The next step in the TMR’s recommendation process is to construct a profile of the user which captures his/her preferences, by examining the ratings that he/she has previously assigned to other items. In doing so, TMR generates two different topic maps: one for the likes (TMlikes), and another one for the dislikes (TMdislikes). The texts used to build those topic maps are the ones describing the corresponding data items.

The last step applied by TMR in making suggestions involves predicting the degree to which a user will like (or not) a new item. TMR evaluates the degree of similarity between the topic map of an item and each of the topic maps that capture the likes and dislikes of the user. To calculate the similarity between topic maps, TMR employs an algorithm we developed that evaluates the resemblance between the topics of any two topic maps. This algorithm is based on two measures introduced in [10]: lexical similarity and relation overlap; while the first measure calculates the lexical overlap between strings, the second one quantifies the degree to which the relations of two concepts in an ontology match. Using Eq. 1, TMR yields a score for an item on a [1, 10] range.

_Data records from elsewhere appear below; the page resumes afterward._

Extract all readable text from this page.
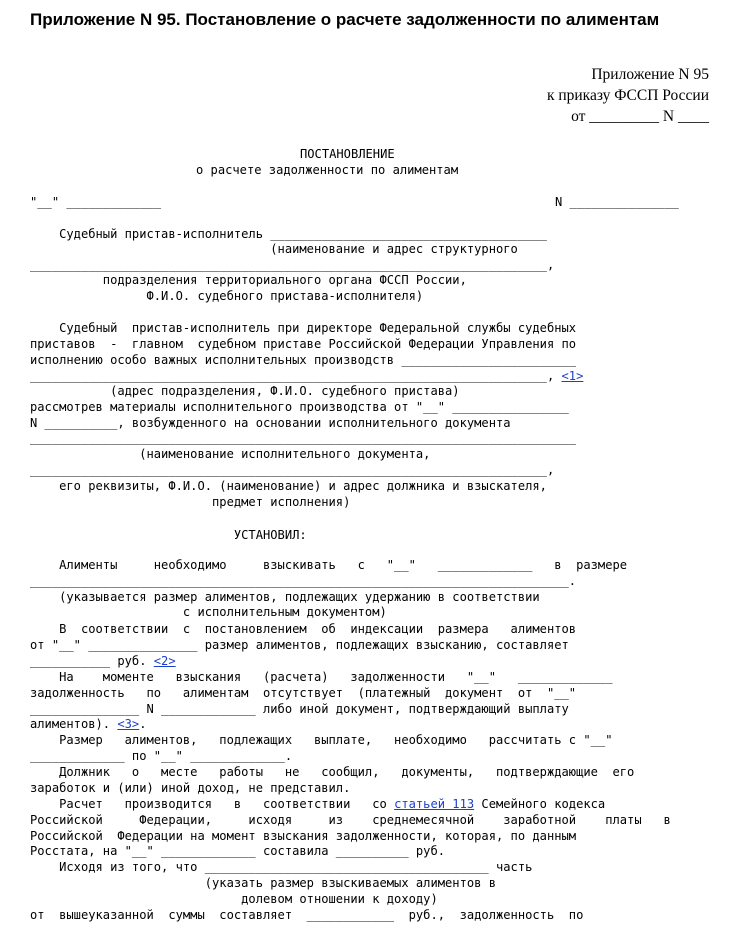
Приложение N 95. Постановление о расчете задолженности по алиментам
Приложение N 95
к приказу ФССП России
от _________ N ____
ПОСТАНОВЛЕНИЕ
о расчете задолженности по алиментам
"__" _____________	N _______________
Судебный пристав-исполнитель ______________________________________
(наименование и адрес структурного
_______________________________________________________________________,
подразделения территориального органа ФССП России,
Ф.И.О. судебного пристава-исполнителя)
Судебный  пристав-исполнитель при директоре Федеральной службы судебных
приставов  -  главном  судебном приставе Российской Федерации Управления по
исполнению особо важных исполнительных производств ________________________
_______________________________________________________________________, <1>
(адрес подразделения, Ф.И.О. судебного пристава)
рассмотрев материалы исполнительного производства от "__" ________________
N __________, возбужденного на основании исполнительного документа
___________________________________________________________________________
(наименование исполнительного документа,
_______________________________________________________________________,
его реквизиты, Ф.И.О. (наименование) и адрес должника и взыскателя,
предмет исполнения)
УСТАНОВИЛ:
Алименты     необходимо     взыскивать   с   "__"   _____________   в  размере
__________________________________________________________________________.
(указывается размер алиментов, подлежащих удержанию в соответствии
с исполнительным документом)
В  соответствии  с  постановлением  об  индексации  размера   алиментов
от "__" _______________ размер алиментов, подлежащих взысканию, составляет
___________ руб. <2>
На    моменте   взыскания   (расчета)   задолженности   "__"   _____________
задолженность   по   алиментам  отсутствует  (платежный  документ  от  "__"
_______________ N _____________ либо иной документ, подтверждающий выплату
алиментов). <3>.
Размер   алиментов,   подлежащих   выплате,   необходимо   рассчитать с "__"
_____________ по "__" _____________.
Должник   о   месте   работы   не   сообщил,   документы,   подтверждающие  его
заработок и (или) иной доход, не представил.
Расчет   производится   в   соответствии   со статьей 113 Семейного кодекса
Российской     Федерации,     исходя     из    среднемесячной    заработной    платы   в
Российской  Федерации на момент взыскания задолженности, которая, по данным
Росстата, на "__" _____________ составила __________ руб.
Исходя из того, что _______________________________________ часть
(указать размер взыскиваемых алиментов в
долевом отношении к доходу)
от  вышеуказанной  суммы  составляет  ____________  руб.,  задолженность  по
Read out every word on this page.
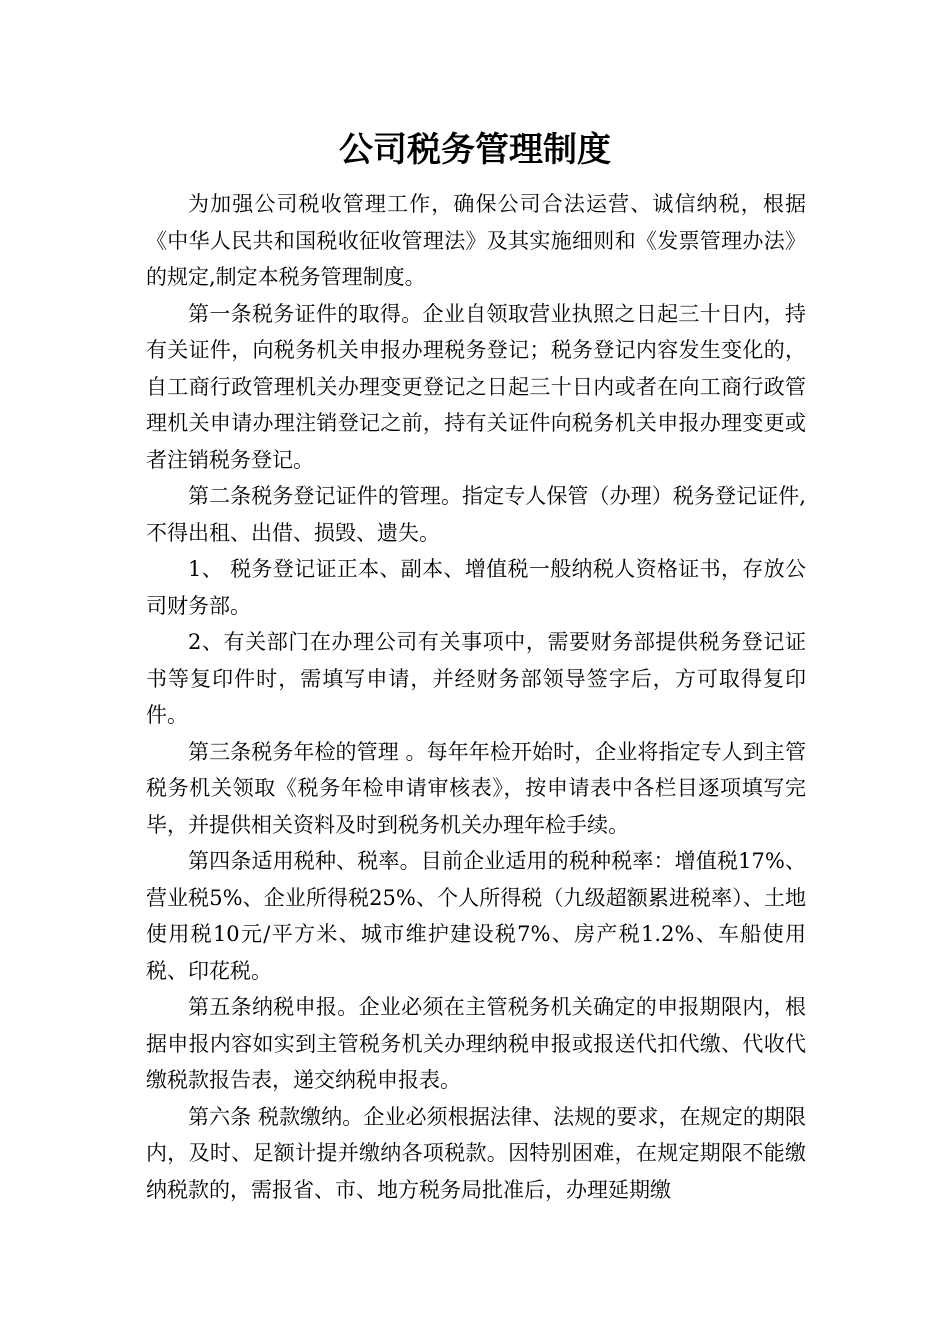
公司税务管理制度

为加强公司税收管理工作，确保公司合法运营、诚信纳税，根据《中华人民共和国税收征收管理法》及其实施细则和《发票管理办法》的规定,制定本税务管理制度。

第一条税务证件的取得。企业自领取营业执照之日起三十日内，持有关证件，向税务机关申报办理税务登记；税务登记内容发生变化的，自工商行政管理机关办理变更登记之日起三十日内或者在向工商行政管理机关申请办理注销登记之前，持有关证件向税务机关申报办理变更或者注销税务登记。

第二条税务登记证件的管理。指定专人保管（办理）税务登记证件,不得出租、出借、损毁、遗失。

1、 税务登记证正本、副本、增值税一般纳税人资格证书，存放公司财务部。

2、有关部门在办理公司有关事项中，需要财务部提供税务登记证书等复印件时，需填写申请，并经财务部领导签字后，方可取得复印件。

第三条税务年检的管理 。每年年检开始时，企业将指定专人到主管税务机关领取《税务年检申请审核表》，按申请表中各栏目逐项填写完毕，并提供相关资料及时到税务机关办理年检手续。

第四条适用税种、税率。目前企业适用的税种税率：增值税17%、营业税5%、企业所得税25%、个人所得税（九级超额累进税率）、土地使用税10元/平方米、城市维护建设税7%、房产税1.2%、车船使用税、印花税。

第五条纳税申报。企业必须在主管税务机关确定的申报期限内，根据申报内容如实到主管税务机关办理纳税申报或报送代扣代缴、代收代缴税款报告表，递交纳税申报表。

第六条 税款缴纳。企业必须根据法律、法规的要求，在规定的期限内，及时、足额计提并缴纳各项税款。因特别困难，在规定期限不能缴纳税款的，需报省、市、地方税务局批准后，办理延期缴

$$\begin{aligned} Rate(Item)=Norm[(Sim(TMlikes) - Sim(TMdislikes))] \end{aligned}$$
(1)

where Sim captures the degree of similarity between the corresponding topic map of likes and dislikes and the one corresponding to the item, and \(Norm\) is a function that maps the differences in similarity scores from a [\(-1\), 1] range to a [1, 10] range.

3 Experiments

To evaluate the performance of TMR, we have used the BookCrossing dataset as a test case. BookCrossing is a popular benchmark dataset commonly-used to assess the performance of book recommendation systems. We apply the popular five-fold cross validation protocol. For each one of the five repetitions, \(85\,\%\) of the books rated by a user \(U\) in a set of users \(BX\) were used to model \(U\)’s likes/dislikes (i.e., \(U_{train}\)) and the remaining \(15\,\%\) (\(U_{test}\)) were used for actual testing.

In our empirical study, we quantified the performance of a recommender system \(R\) using the Root Mean Squared Error (RMSE), as shown in Eq. 2, which is a de facto metric for evaluating predictive recommendation systems.

$$\begin{aligned} RMSE(R) = \frac{\sum _{U \in BX}\sqrt{\frac{\sum _{b \in U_{test}} |R_{U,b}-r_{U,b}|}{|U_{test}|}}}{|BX|} \end{aligned}$$
(2)

where \(R_{U,b}\) denotes the rating \(predicted\) by \(R\) for a book \(b\) (\(\in U_{test}\)) given the corresponding user \(U\), and \(r_{U,b}\) is the \(actual\) rating given to \(b\) by \(U\).

We executed each experiment five times, and the overall RMSE score is the average of the RMSE scores computed for each repetition. In our experiments, the RMSE score generated using TMR is 1.25. Its performance, in terms of RMSE, is much higher than some baseline recommenders like SVD++ [11] (4.67) and Bias-SVD [11] (3.94). If we compare TMR with other state-of-the-art recommenders like fLDA [12] (1.31), RLMF [12] (1.32), and uLDA  [12] (1.35), we find that our results are very promising, given the significant difference obtained with respect to its counterparts.

4 Conlusions and Future Work

In this paper we have presented TMR, a domain-independent recommender that combines semantic and ontological techniques with NLP tools and lexical resources to made recommendations suitable to the preferences/interests of each individual user. In principle, TMR can work in any context where a textual description and textual reviews of the data items are available. We conducted an empirical study with the BookCrossing dataset and obtained positive results.

Our intention now is to verify the generality of our solution. For this purpose, we will evaluate the performance of TMR using other datasets to prove that our system is indeed context-independent. Comparing the proposal with other domain-specific recommenders in different contexts is also a relevant task of future work, as we can expect a trade-off between the generality of the proposal and its performance, that needs to be quantified.